The Vardy boys

By Jonathan White Source:Global Times Published: 2015-9-30 0:03:23

Striker latest from semi-pro to international

Jamie Vardy (right) of Leicester City vies for the ball against Hector Bellerin of Arsenal in Leicester on Saturday. Photo: IC

Alexis Sanchez may have become the first player to score a hat trick in the top leagues of England, Spain and Italy in Arsenal's 5-2 win at Leicester on Saturday but it was a player from the home team who took the plaudits once again.

Jamie Vardy scored a brace and hit the woodwork, making it easy to forget that the recent England call-up has not been sharing the pitch with internationals at club level for little over a season.

It's been noted that Vardy's rise to the Premier League and the national team was not easy, but it is worth taking another look.

'Too small' for pro game

He was rejected by hometown team Sheffield Wednesday as a 16-year-old for the age-old reason of being "too small" for the professional game.

He picked up his career at Stockbridge Park Steels and broke into the first team aged 20. Three seasons for the Steels earned him a transfer to Halifax Town in 2010 where he continued to score with abandon before Fleetwood Town of the Conference Premier came calling in August 2011.

His 31 league goals for the Lancashire outfit saw him named their Player of the Year as he fired them to the title and league soccer for the first time before becoming the first million pound non-league footballer when Leicester City signed him at the end of that season.

The move to the Championship didn't go well and a debut season for the Foxes saw a loss of form and fan criticism that led Vardy to consider turning his back on the game, he told the BBC on the eve of Leicester's promotion to the Premier League the following season - a campaign in which Vardy scored 16 goals in their charge to the title.

A little over a year ago, the former electrician announced himself to the world by scoring one and setting up the other four in Leicester's remarkable 5-3 comeback victory over Manchester United.

He finished the season with five goals from 34 Premier League appearances and if people questioned his call-up to the England team at the end of last season then the 28-year-old has made them eat their words with six goals in seven Premier League games in 2015-16.

Like a movie

If a young man from Sheffield going from non-league soccer to being Man of the Match against Manchester United sounds like something from a movie, that's because it is.

The major difference being that 1996's When Saturday Comes limited the fantasy to Sean Bean's Jimmy Muir peaking with an equalizer in a cup tie as starting for England was clearly a suspension of disbelief too far.

Not for Vardy, who clearly won't let something like improbability stop him, but he is not the only one.

His England squadmates Chris Smalling and Charlie Austin both rose from the semi-professional game.

Smalling was plucked from Maidstone United after just 12 appearances by then Fulham boss Roy Hodgson, his current England manager.

Austin, meanwhile, counts stints at Kintbury Rangers, Hungerford Town, Thatcham Town and Poole Town as stepping-stones to his England call-up.

Roy Hodgson deserves some credit for looking outside the top flight for his club signings and for looking outside perceived wisdom for who he calls up for international duty - Rickie Lambert went from putting lids on cans of beetroot to Hodgson's team at the 2014 World Cup - but it's clearly mostly down to these players who refused to take no for an answer.

Surprising result

Perhaps this is a very English trait, rewarding players­ who work hard, or maybe it has to be because professional clubs still so often fail young players.

This is hardly a new phenomenon - John Barnes, Stuart Pearce and Chris Waddle, three of England's best ever players, all started out in non-league - but it is nevertheless surprising that so many players deemed good enough to play for their country managed to earlier fall through the cracks.

There have been many who have made it from non-league to the national team over the years: Ian Wright, Stan Collymore, Les Ferdinand, Kevin Phillips.
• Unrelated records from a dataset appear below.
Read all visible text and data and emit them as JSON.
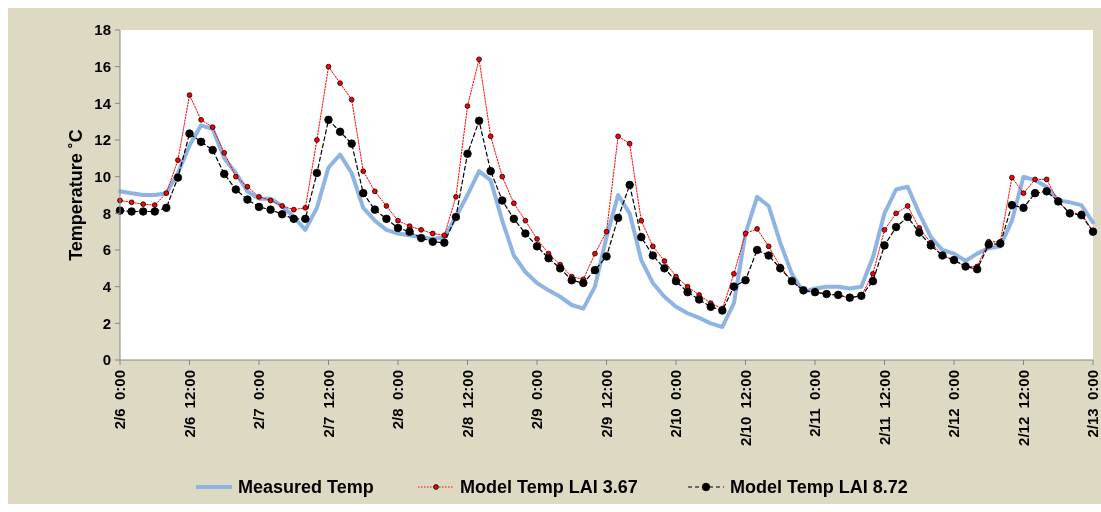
{
  "chart_data": {
    "type": "line",
    "ylabel": "Temperature ˚C",
    "categories": [
      "2/6  0:00",
      null,
      null,
      null,
      null,
      null,
      "2/6  12:00",
      null,
      null,
      null,
      null,
      null,
      "2/7  0:00",
      null,
      null,
      null,
      null,
      null,
      "2/7  12:00",
      null,
      null,
      null,
      null,
      null,
      "2/8  0:00",
      null,
      null,
      null,
      null,
      null,
      "2/8  12:00",
      null,
      null,
      null,
      null,
      null,
      "2/9  0:00",
      null,
      null,
      null,
      null,
      null,
      "2/9  12:00",
      null,
      null,
      null,
      null,
      null,
      "2/10  0:00",
      null,
      null,
      null,
      null,
      null,
      "2/10  12:00",
      null,
      null,
      null,
      null,
      null,
      "2/11  0:00",
      null,
      null,
      null,
      null,
      null,
      "2/11  12:00",
      null,
      null,
      null,
      null,
      null,
      "2/12  0:00",
      null,
      null,
      null,
      null,
      null,
      "2/12  12:00",
      null,
      null,
      null,
      null,
      null,
      "2/13  0:00"
    ],
    "series": [
      {
        "name": "Measured Temp",
        "color": "#8db4e2",
        "marker": "none",
        "line_style": "solid",
        "values": [
          9.2,
          9.1,
          9.0,
          9.0,
          9.1,
          10.2,
          11.7,
          12.8,
          12.6,
          11.0,
          10.2,
          9.2,
          8.8,
          8.8,
          8.4,
          7.8,
          7.1,
          8.3,
          10.5,
          11.2,
          10.2,
          8.3,
          7.6,
          7.1,
          6.9,
          6.8,
          6.7,
          6.6,
          6.7,
          7.8,
          9.0,
          10.3,
          9.8,
          7.6,
          5.7,
          4.8,
          4.2,
          3.8,
          3.45,
          3.0,
          2.8,
          4.0,
          6.7,
          9.0,
          8.0,
          5.45,
          4.2,
          3.45,
          2.9,
          2.55,
          2.3,
          2.0,
          1.8,
          3.1,
          6.9,
          8.9,
          8.4,
          6.4,
          4.7,
          3.7,
          3.9,
          4.0,
          4.0,
          3.9,
          4.0,
          5.6,
          8.0,
          9.3,
          9.45,
          8.0,
          6.7,
          6.0,
          5.8,
          5.4,
          5.8,
          6.1,
          6.2,
          7.6,
          10.0,
          9.8,
          9.45,
          8.7,
          8.6,
          8.45,
          7.5
        ]
      },
      {
        "name": "Model Temp LAI 3.67",
        "color": "#ff0000",
        "marker": "circle",
        "line_style": "dotted",
        "values": [
          8.7,
          8.6,
          8.5,
          8.45,
          9.1,
          10.9,
          14.45,
          13.1,
          12.7,
          11.3,
          10.0,
          9.45,
          8.9,
          8.7,
          8.4,
          8.2,
          8.3,
          12.0,
          16.0,
          15.1,
          14.2,
          10.3,
          9.2,
          8.4,
          7.6,
          7.3,
          7.1,
          6.9,
          6.8,
          8.9,
          13.85,
          16.4,
          12.2,
          10.0,
          8.55,
          7.6,
          6.6,
          5.8,
          5.2,
          4.55,
          4.4,
          5.8,
          7.0,
          12.2,
          11.8,
          7.6,
          6.2,
          5.4,
          4.55,
          4.0,
          3.55,
          3.1,
          2.8,
          4.7,
          6.9,
          7.15,
          6.2,
          5.1,
          4.3,
          3.8,
          3.7,
          3.6,
          3.5,
          3.4,
          3.5,
          4.7,
          7.1,
          8.0,
          8.4,
          7.2,
          6.4,
          5.7,
          5.45,
          5.1,
          5.1,
          6.45,
          6.45,
          9.95,
          9.1,
          9.85,
          9.85,
          8.65,
          8.0,
          8.0,
          7.0
        ]
      },
      {
        "name": "Model Temp LAI 8.72",
        "color": "#000000",
        "marker": "circle",
        "line_style": "dashed",
        "values": [
          8.15,
          8.1,
          8.1,
          8.1,
          8.3,
          9.95,
          12.35,
          11.9,
          11.45,
          10.15,
          9.3,
          8.75,
          8.35,
          8.2,
          7.95,
          7.7,
          7.7,
          10.2,
          13.1,
          12.45,
          11.8,
          9.1,
          8.2,
          7.7,
          7.2,
          7.0,
          6.65,
          6.45,
          6.4,
          7.8,
          11.25,
          13.05,
          10.3,
          8.7,
          7.7,
          6.9,
          6.2,
          5.55,
          5.0,
          4.35,
          4.2,
          4.9,
          5.65,
          7.75,
          9.55,
          6.7,
          5.7,
          5.0,
          4.3,
          3.7,
          3.3,
          2.9,
          2.7,
          4.0,
          4.35,
          6.0,
          5.7,
          5.0,
          4.3,
          3.8,
          3.7,
          3.6,
          3.55,
          3.4,
          3.5,
          4.3,
          6.25,
          7.25,
          7.8,
          6.95,
          6.25,
          5.7,
          5.45,
          5.1,
          4.95,
          6.3,
          6.35,
          8.45,
          8.3,
          9.1,
          9.2,
          8.65,
          8.0,
          7.9,
          7.0
        ]
      }
    ],
    "ylim": [
      0,
      18
    ],
    "yticks": [
      0,
      2,
      4,
      6,
      8,
      10,
      12,
      14,
      16,
      18
    ],
    "grid": false,
    "legend": "bottom"
  }
}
The list goes on but the point is made.

Non-league soccer clearly has a lot to offer the game and as Vardy's former chairperson David Bosomworth at Halifax Town said in an interview about his most famous signing, "some of these lads just need a chance."

He's right and it can pay dividends for years to come, on and off the pitch.

Stuart Pearce has served as England's manager, while Alan Pardew, whose brand of attacking soccer this season has merited his "Pardiola" comparison with Pep Guardiola and Crystal Palace currently sitting in sixth spot in the Premier League - not bad for a player the Eagles themselves plucked out of non-league obscurity at 25-years-old.